New York Proposes New Force-Placed Insurance Regulations

by Ballard Spahr LLP

The New York Department of Financial Services (DFS) recently issued proposed force-placed insurance regulations to reduce premiums and eliminate kickbacks that it claims are pervasive in the industry. The regulations will take effect 30 days after publication in the State Register. Insurers and their affiliates should immediately review and update their compliance processes in light of this development, as further DFS enforcement and regulatory action is likely.

The proposed regulations follow an extensive industry investigation by the DFS in 2011. The DFS claimed that force-placed premiums are two to 10 times higher than the premiums for hazard insurance purchased by the borrower. In addition, the DFS alleged that the insurer frequently provides a kickback to the loan servicer, based on the amount of the premium. The DFS asserted that the alleged kickbacks cause loan servicers to select force-placed policies with the highest premium.

The proposed reforms include a number of substantive restrictions on forced-placed policies and the relationship between the insurer and the mortgage servicer and its affiliates. Under these restrictions, insurers shall not:

  • Issue force-placed insurance on a property serviced by their affiliates
  • Pay commissions to a servicer or its affiliates for force-placed insurance obtained by that servicer
  • Make any payments, including expenses, to a servicer or its affiliates to secure future business
  • Provide free or below-cost outsourced services to a servicer or its affiliates
  • Reinsure a force-placed policy with an affiliate of the servicer that obtained the policy
  • Base force-placed commissions on underwriting profitability or loss ratios
  • Issue a force-placed policy in excess of the borrower’s previous hazard insurance limits, unless the prior policy did not provide the required coverage under the mortgage loan

In addition, within 15 days of receiving confirmation that the borrower has adequate hazard insurance coverage, the insurer must cancel the force-placed policy and refund any force-placed premiums assessed for any period of overlapping coverage.

The proposed reforms also require additional disclosures:

  • If the insurer delivers force-placed insurance notices to the borrower on behalf of the loan servicer, the insurer must, at least 45 days before force-placing insurance, furnish two written notices to the borrower advising that hazard insurance is required under the mortgage loan and that such insurance will be force-placed if the borrower fails to provide evidence of adequate coverage.
  • If the insurer delivers notices relating to the renewal or replacement of force-placed insurance to the borrower on behalf of the loan servicer, the insurer must, at least 45 days before renewing or replacing the policy, furnish written notice to the borrower advising that the servicer previously force-placed insurance on the property and the servicer will renew or replace the policy if the homeowner fails to provide evidence of adequate coverage.
  • If the insurer accepts correspondence from the borrower relating to force-placed insurance on behalf of the loan servicer, the insurer shall accept “any reasonable form of written confirmation” that establishes the homeowner’s hazard policy complies with the mortgage loan.

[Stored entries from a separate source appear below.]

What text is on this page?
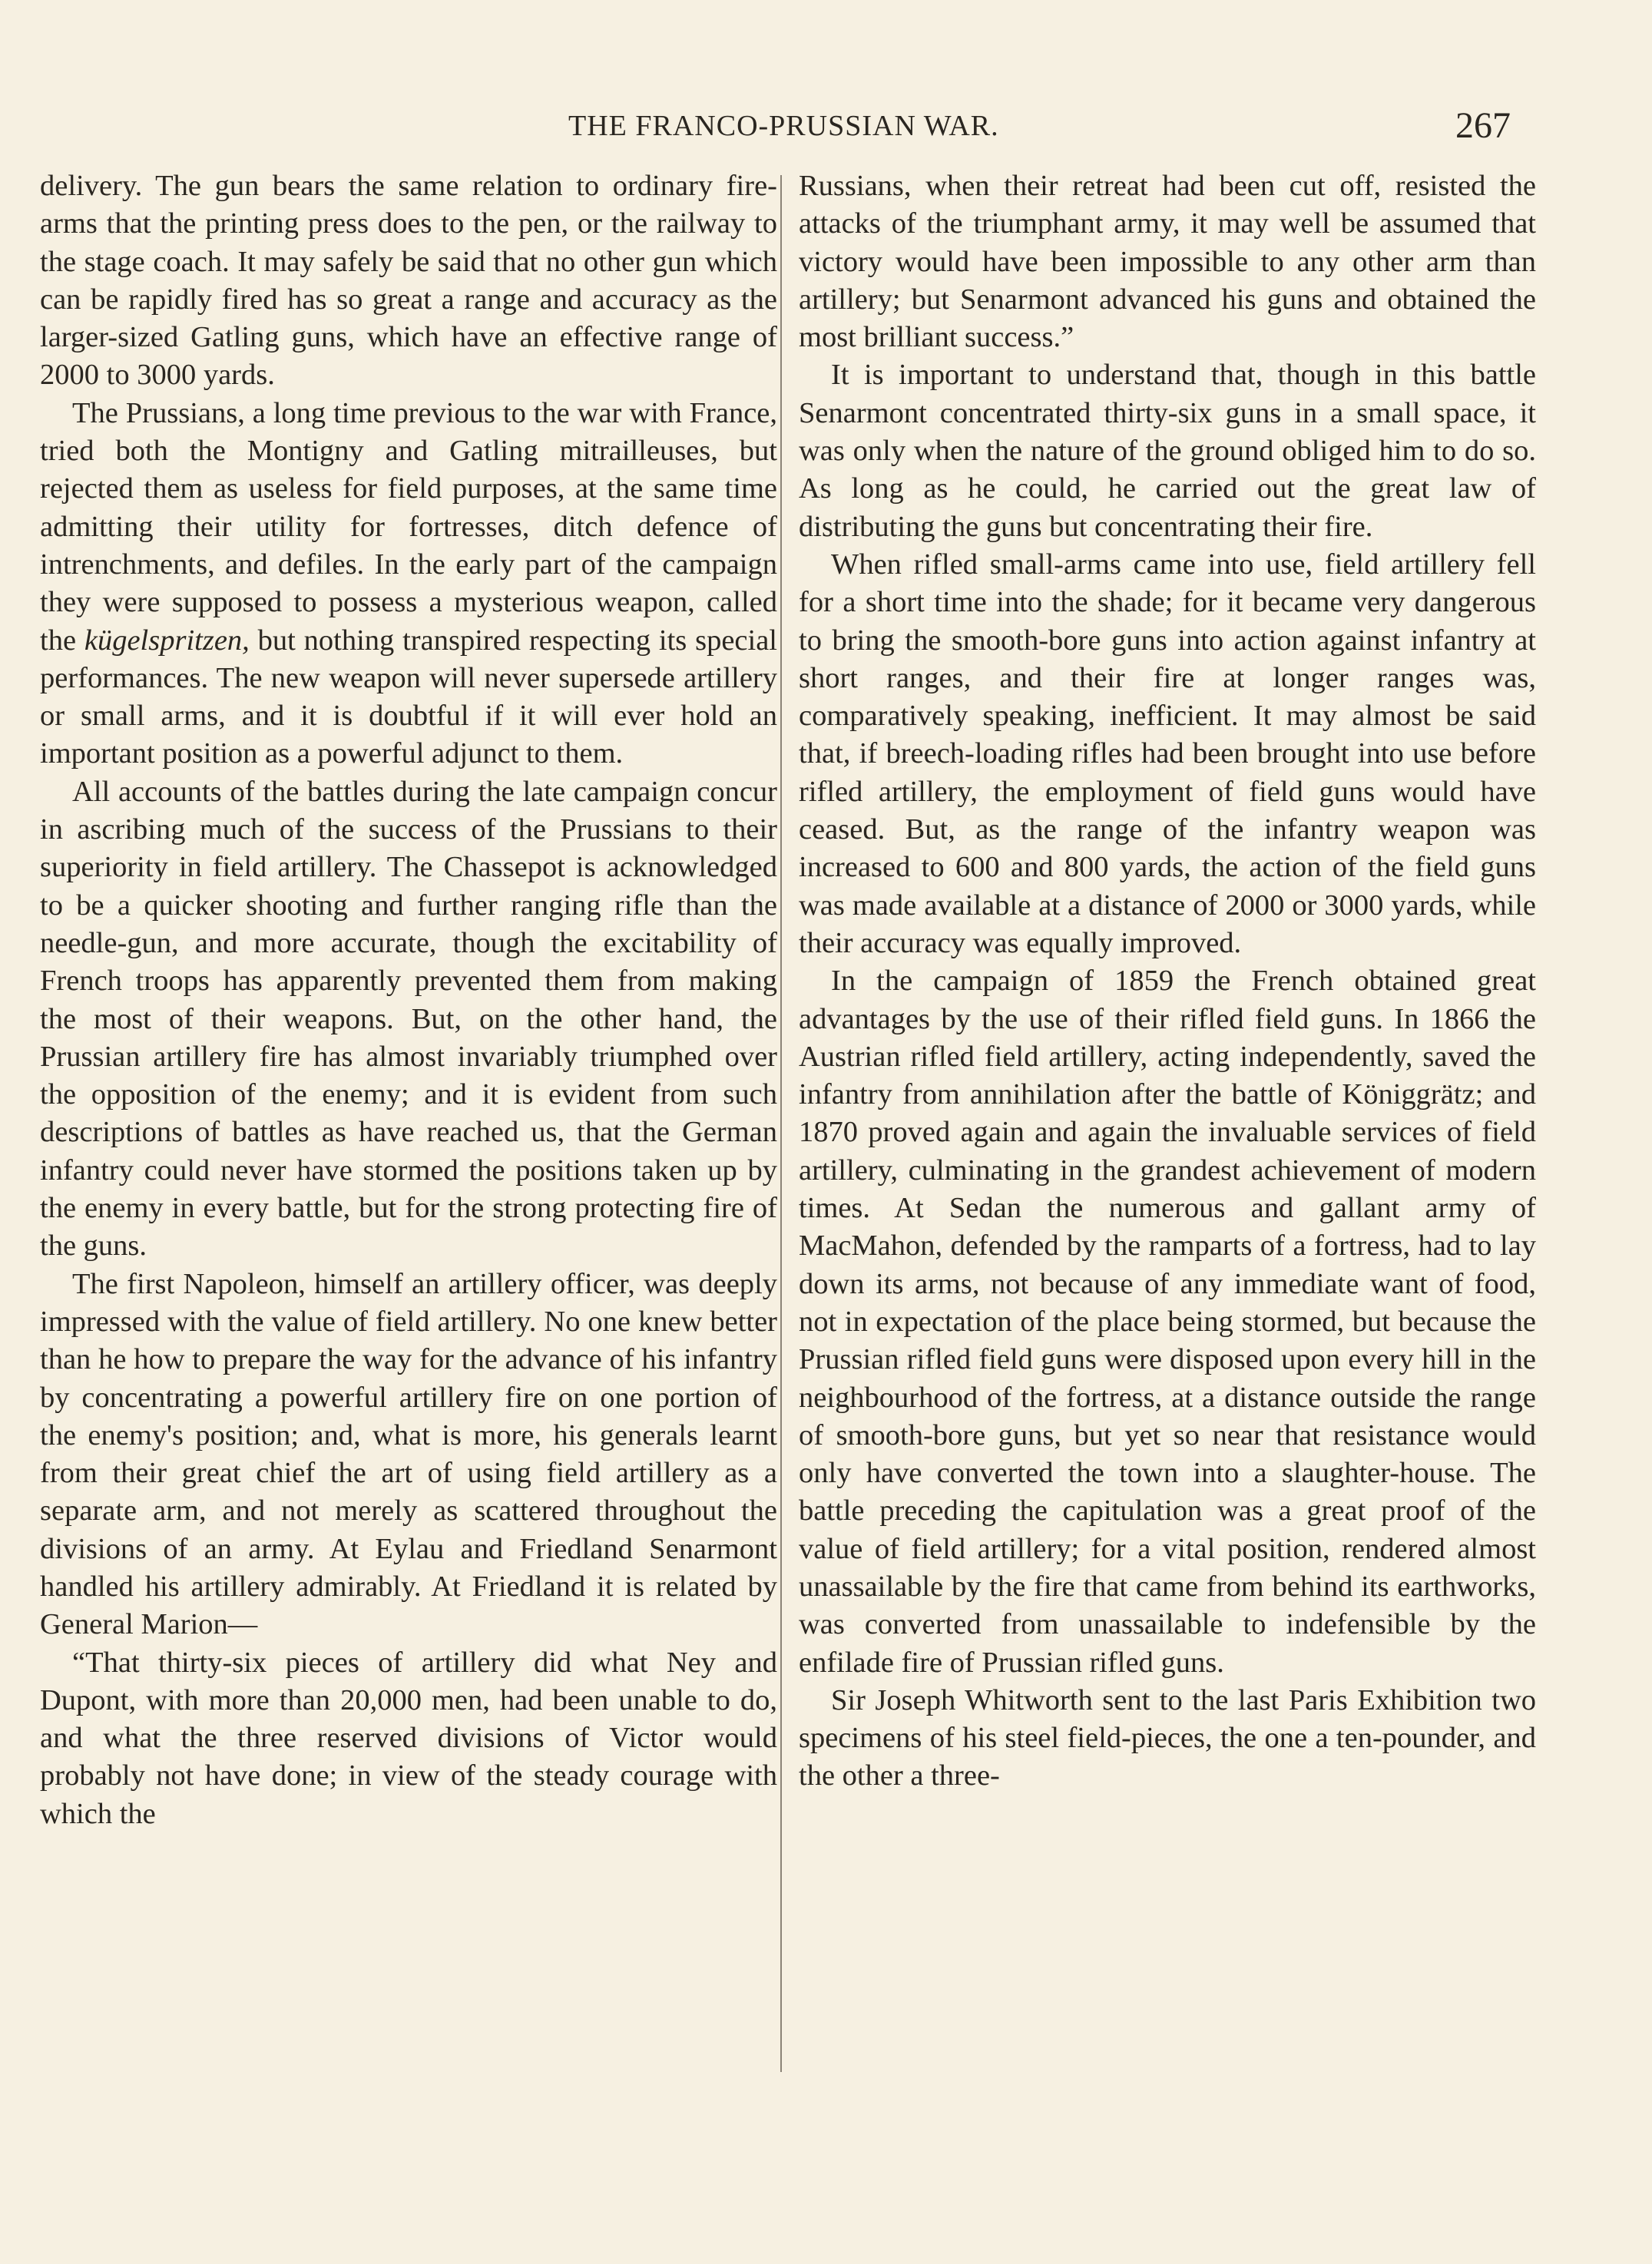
THE FRANCO-PRUSSIAN WAR.	267

delivery. The gun bears the same relation to ordinary fire-arms that the printing press does to the pen, or the railway to the stage coach. It may safely be said that no other gun which can be rapidly fired has so great a range and accuracy as the larger-sized Gatling guns, which have an effective range of 2000 to 3000 yards.

The Prussians, a long time previous to the war with France, tried both the Montigny and Gatling mitrailleuses, but rejected them as useless for field purposes, at the same time admitting their utility for fortresses, ditch defence of intrenchments, and defiles. In the early part of the campaign they were supposed to possess a mysterious weapon, called the kügelspritzen, but nothing transpired respecting its special performances. The new weapon will never supersede artillery or small arms, and it is doubtful if it will ever hold an important position as a powerful adjunct to them.

All accounts of the battles during the late campaign concur in ascribing much of the success of the Prussians to their superiority in field artillery. The Chassepot is acknowledged to be a quicker shooting and further ranging rifle than the needle-gun, and more accurate, though the excitability of French troops has apparently prevented them from making the most of their weapons. But, on the other hand, the Prussian artillery fire has almost invariably triumphed over the opposition of the enemy; and it is evident from such descriptions of battles as have reached us, that the German infantry could never have stormed the positions taken up by the enemy in every battle, but for the strong protecting fire of the guns.

The first Napoleon, himself an artillery officer, was deeply impressed with the value of field artillery. No one knew better than he how to prepare the way for the advance of his infantry by concentrating a powerful artillery fire on one portion of the enemy's position; and, what is more, his generals learnt from their great chief the art of using field artillery as a separate arm, and not merely as scattered throughout the divisions of an army. At Eylau and Friedland Senarmont handled his artillery admirably. At Friedland it is related by General Marion—

“That thirty-six pieces of artillery did what Ney and Dupont, with more than 20,000 men, had been unable to do, and what the three reserved divisions of Victor would probably not have done; in view of the steady courage with which the

Russians, when their retreat had been cut off, resisted the attacks of the triumphant army, it may well be assumed that victory would have been impossible to any other arm than artillery; but Senarmont advanced his guns and obtained the most brilliant success.”

It is important to understand that, though in this battle Senarmont concentrated thirty-six guns in a small space, it was only when the nature of the ground obliged him to do so. As long as he could, he carried out the great law of distributing the guns but concentrating their fire.

When rifled small-arms came into use, field artillery fell for a short time into the shade; for it became very dangerous to bring the smooth-bore guns into action against infantry at short ranges, and their fire at longer ranges was, comparatively speaking, inefficient. It may almost be said that, if breech-loading rifles had been brought into use before rifled artillery, the employment of field guns would have ceased. But, as the range of the infantry weapon was increased to 600 and 800 yards, the action of the field guns was made available at a distance of 2000 or 3000 yards, while their accuracy was equally improved.

In the campaign of 1859 the French obtained great advantages by the use of their rifled field guns. In 1866 the Austrian rifled field artillery, acting independently, saved the infantry from annihilation after the battle of Königgrätz; and 1870 proved again and again the invaluable services of field artillery, culminating in the grandest achievement of modern times. At Sedan the numerous and gallant army of MacMahon, defended by the ramparts of a fortress, had to lay down its arms, not because of any immediate want of food, not in expectation of the place being stormed, but because the Prussian rifled field guns were disposed upon every hill in the neighbourhood of the fortress, at a distance outside the range of smooth-bore guns, but yet so near that resistance would only have converted the town into a slaughter-house. The battle preceding the capitulation was a great proof of the value of field artillery; for a vital position, rendered almost unassailable by the fire that came from behind its earthworks, was converted from unassailable to indefensible by the enfilade fire of Prussian rifled guns.

Sir Joseph Whitworth sent to the last Paris Exhibition two specimens of his steel field-pieces, the one a ten-pounder, and the other a three-
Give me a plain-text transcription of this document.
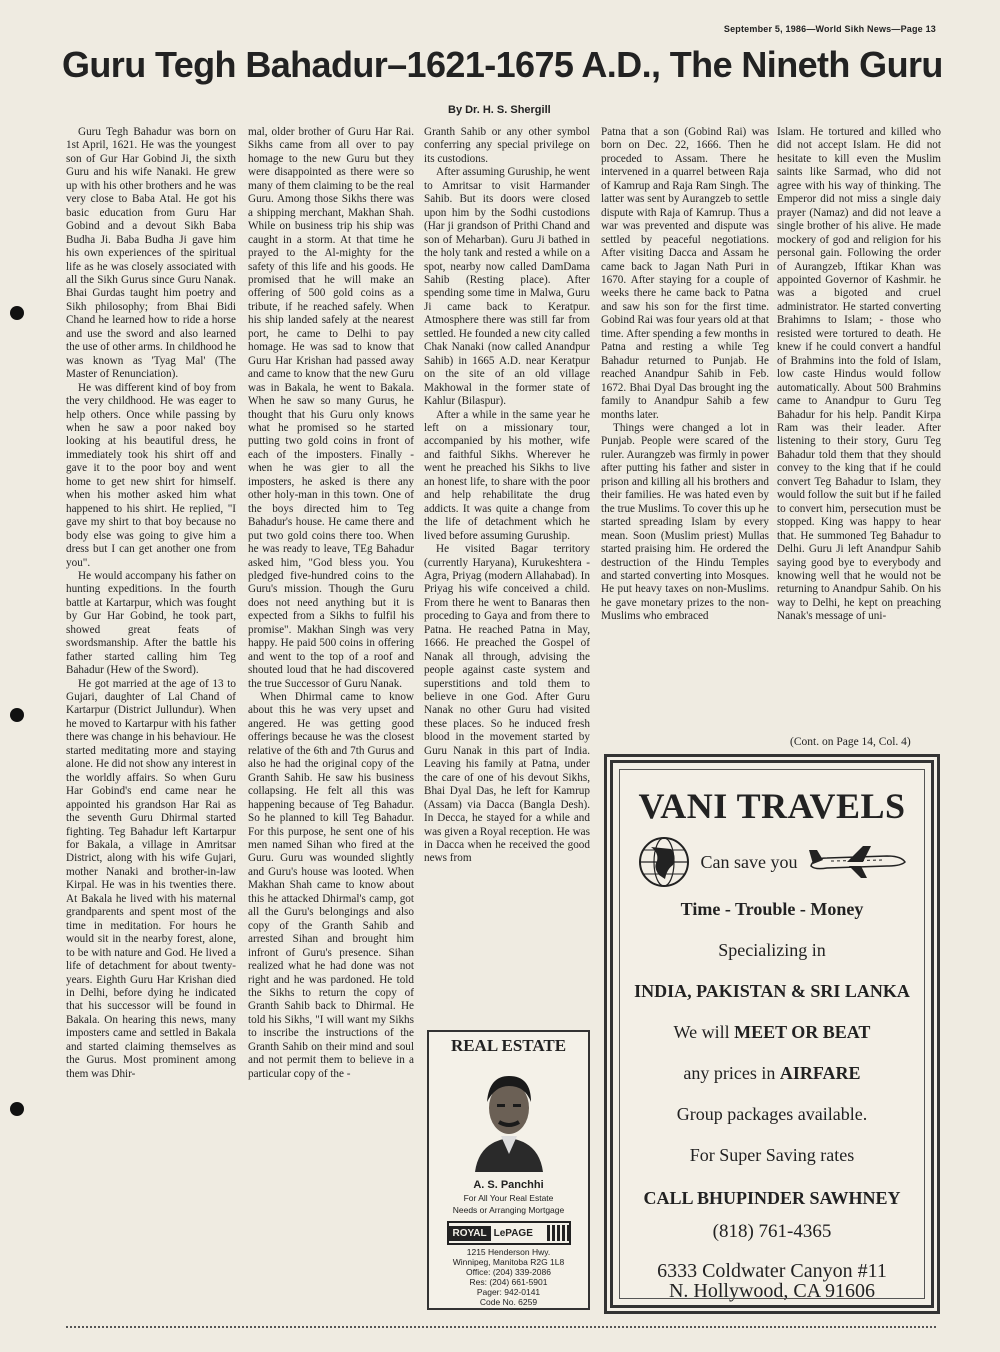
September 5, 1986—World Sikh News—Page 13
Guru Tegh Bahadur–1621-1675 A.D., The Nineth Guru
By Dr. H. S. Shergill

Guru Tegh Bahadur was born on 1st April, 1621. He was the youngest son of Gur Har Gobind Ji, the sixth Guru and his wife Nanaki. He grew up with his other brothers and he was very close to Baba Atal. He got his basic education from Guru Har Gobind and a devout Sikh Baba Budha Ji. Baba Budha Ji gave him his own experiences of the spiritual life as he was closely associated with all the Sikh Gurus since Guru Nanak. Bhai Gurdas taught him poetry and Sikh philosophy; from Bhai Bidi Chand he learned how to ride a horse and use the sword and also learned the use of other arms. In childhood he was known as 'Tyag Mal' (The Master of Renunciation).

He was different kind of boy from the very childhood. He was eager to help others. Once while passing by when he saw a poor naked boy looking at his beautiful dress, he immediately took his shirt off and gave it to the poor boy and went home to get new shirt for himself. when his mother asked him what happened to his shirt. He replied, "I gave my shirt to that boy because no body else was going to give him a dress but I can get another one from you".

He would accompany his father on hunting expeditions. In the fourth battle at Kartarpur, which was fought by Gur Har Gobind, he took part, showed great feats of swordsmanship. After the battle his father started calling him Teg Bahadur (Hew of the Sword).

He got married at the age of 13 to Gujari, daughter of Lal Chand of Kartarpur (District Jullundur). When he moved to Kartarpur with his father there was change in his behaviour. He started meditating more and staying alone. He did not show any interest in the worldly affairs. So when Guru Har Gobind's end came near he appointed his grandson Har Rai as the seventh Guru Dhirmal started fighting. Teg Bahadur left Kartarpur for Bakala, a village in Amritsar District, along with his wife Gujari, mother Nanaki and brother-in-law Kirpal. He was in his twenties there. At Bakala he lived with his maternal grandparents and spent most of the time in meditation. For hours he would sit in the nearby forest, alone, to be with nature and God. He lived a life of detachment for about twenty-years. Eighth Guru Har Krishan died in Delhi, before dying he indicated that his successor will be found in Bakala. On hearing this news, many imposters came and settled in Bakala and started claiming themselves as the Gurus. Most prominent among them was Dhir-

mal, older brother of Guru Har Rai. Sikhs came from all over to pay homage to the new Guru but they were disappointed as there were so many of them claiming to be the real Guru. Among those Sikhs there was a shipping merchant, Makhan Shah. While on business trip his ship was caught in a storm. At that time he prayed to the Al-mighty for the safety of this life and his goods. He promised that he will make an offering of 500 gold coins as a tribute, if he reached safely. When his ship landed safely at the nearest port, he came to Delhi to pay homage. He was sad to know that Guru Har Krishan had passed away and came to know that the new Guru was in Bakala, he went to Bakala. When he saw so many Gurus, he thought that his Guru only knows what he promised so he started putting two gold coins in front of each of the imposters. Finally - when he was gier to all the imposters, he asked is there any other holy-man in this town. One of the boys directed him to Teg Bahadur's house. He came there and put two gold coins there too. When he was ready to leave, TEg Bahadur asked him, "God bless you. You pledged five-hundred coins to the Guru's mission. Though the Guru does not need anything but it is expected from a Sikhs to fulfil his promise". Makhan Singh was very happy. He paid 500 coins in offering and went to the top of a roof and shouted loud that he had discovered the true Successor of Guru Nanak.

When Dhirmal came to know about this he was very upset and angered. He was getting good offerings because he was the closest relative of the 6th and 7th Gurus and also he had the original copy of the Granth Sahib. He saw his business collapsing. He felt all this was happening because of Teg Bahadur. So he planned to kill Teg Bahadur. For this purpose, he sent one of his men named Sihan who fired at the Guru. Guru was wounded slightly and Guru's house was looted. When Makhan Shah came to know about this he attacked Dhirmal's camp, got all the Guru's belongings and also copy of the Granth Sahib and arrested Sihan and brought him infront of Guru's presence. Sihan realized what he had done was not right and he was pardoned. He told the Sikhs to return the copy of Granth Sahib back to Dhirmal. He told his Sikhs, "I will want my Sikhs to inscribe the instructions of the Granth Sahib on their mind and soul and not permit them to believe in a particular copy of the -

Granth Sahib or any other symbol conferring any special privilege on its custodions.

After assuming Guruship, he went to Amritsar to visit Harmander Sahib. But its doors were closed upon him by the Sodhi custodions (Har ji grandson of Prithi Chand and son of Meharban). Guru Ji bathed in the holy tank and rested a while on a spot, nearby now called DamDama Sahib (Resting place). After spending some time in Malwa, Guru Ji came back to Keratpur. Atmosphere there was still far from settled. He founded a new city called Chak Nanaki (now called Anandpur Sahib) in 1665 A.D. near Keratpur on the site of an old village Makhowal in the former state of Kahlur (Bilaspur).

After a while in the same year he left on a missionary tour, accompanied by his mother, wife and faithful Sikhs. Wherever he went he preached his Sikhs to live an honest life, to share with the poor and help rehabilitate the drug addicts. It was quite a change from the life of detachment which he lived before assuming Guruship.

He visited Bagar territory (currently Haryana), Kurukeshtera - Agra, Priyag (modern Allahabad). In Priyag his wife conceived a child. From there he went to Banaras then proceding to Gaya and from there to Patna. He reached Patna in May, 1666. He preached the Gospel of Nanak all through, advising the people against caste system and superstitions and told them to believe in one God. After Guru Nanak no other Guru had visited these places. So he induced fresh blood in the movement started by Guru Nanak in this part of India. Leaving his family at Patna, under the care of one of his devout Sikhs, Bhai Dyal Das, he left for Kamrup (Assam) via Dacca (Bangla Desh). In Decca, he stayed for a while and was given a Royal reception. He was in Dacca when he received the good news from

Patna that a son (Gobind Rai) was born on Dec. 22, 1666. Then he proceded to Assam. There he intervened in a quarrel between Raja of Kamrup and Raja Ram Singh. The latter was sent by Aurangzeb to settle dispute with Raja of Kamrup. Thus a war was prevented and dispute was settled by peaceful negotiations. After visiting Dacca and Assam he came back to Jagan Nath Puri in 1670. After staying for a couple of weeks there he came back to Patna and saw his son for the first time. Gobind Rai was four years old at that time. After spending a few months in Patna and resting a while Teg Bahadur returned to Punjab. He reached Anandpur Sahib in Feb. 1672. Bhai Dyal Das brought ing the family to Anandpur Sahib a few months later.

Things were changed a lot in Punjab. People were scared of the ruler. Aurangzeb was firmly in power after putting his father and sister in prison and killing all his brothers and their families. He was hated even by the true Muslims. To cover this up he started spreading Islam by every mean. Soon (Muslim priest) Mullas started praising him. He ordered the destruction of the Hindu Temples and started converting into Mosques. He put heavy taxes on non-Muslims. he gave monetary prizes to the non-Muslims who embraced

Islam. He tortured and killed who did not accept Islam. He did not hesitate to kill even the Muslim saints like Sarmad, who did not agree with his way of thinking. The Emperor did not miss a single daiy prayer (Namaz) and did not leave a single brother of his alive. He made mockery of god and religion for his personal gain. Following the order of Aurangzeb, Iftikar Khan was appointed Governor of Kashmir. he was a bigoted and cruel administrator. He started converting Brahimns to Islam; - those who resisted were tortured to death. He knew if he could convert a handful of Brahmins into the fold of Islam, low caste Hindus would follow automatically. About 500 Brahmins came to Anandpur to Guru Teg Bahadur for his help. Pandit Kirpa Ram was their leader. After listening to their story, Guru Teg Bahadur told them that they should convey to the king that if he could convert Teg Bahadur to Islam, they would follow the suit but if he failed to convert him, persecution must be stopped. King was happy to hear that. He summoned Teg Bahadur to Delhi. Guru Ji left Anandpur Sahib saying good bye to everybody and knowing well that he would not be returning to Anandpur Sahib. On his way to Delhi, he kept on preaching Nanak's message of uni-

(Cont. on Page 14, Col. 4)
REAL ESTATE
A. S. Panchhi
For All Your Real Estate
Needs or Arranging Mortgage
ROYAL LePAGE
1215 Henderson Hwy.
Winnipeg, Manitoba R2G 1L8
Office: (204) 339-2086
Res: (204) 661-5901
Pager: 942-0141
Code No. 6259
VANI TRAVELS
Can save you
Time - Trouble - Money
Specializing in
INDIA, PAKISTAN & SRI LANKA
We will MEET OR BEAT
any prices in AIRFARE
Group packages available.
For Super Saving rates
CALL BHUPINDER SAWHNEY
(818) 761-4365
6333 Coldwater Canyon #11
N. Hollywood, CA 91606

Governor Andrew Cuomo championed the proposed regulations as “tough new regulations to protect homeowners” and warned that “insurers should be on notice that New York State is going to continue rooting out abuse in the industry and protecting taxpayers.” Benjamin M. Lawsky, the DFS Superintendent, added that “these new rules will help ensure that homeowners remain protected and force-placed insurers don’t simply slide back to the bad old practices of the past.”

The DFS’ regulations mark the latest step in a concerted crackdown on the force-placed industry. The Consumer Financial Protection Bureau had previously issued new regulations under RESPA, effective January 10, 2014, which impose additional disclosure obligations on loan servicers before assessing force-placed charges on borrowers.

DISCLAIMER: Because of the generality of this update, the information provided herein may not be applicable in all situations and should not be acted upon without specific legal advice based on particular situations.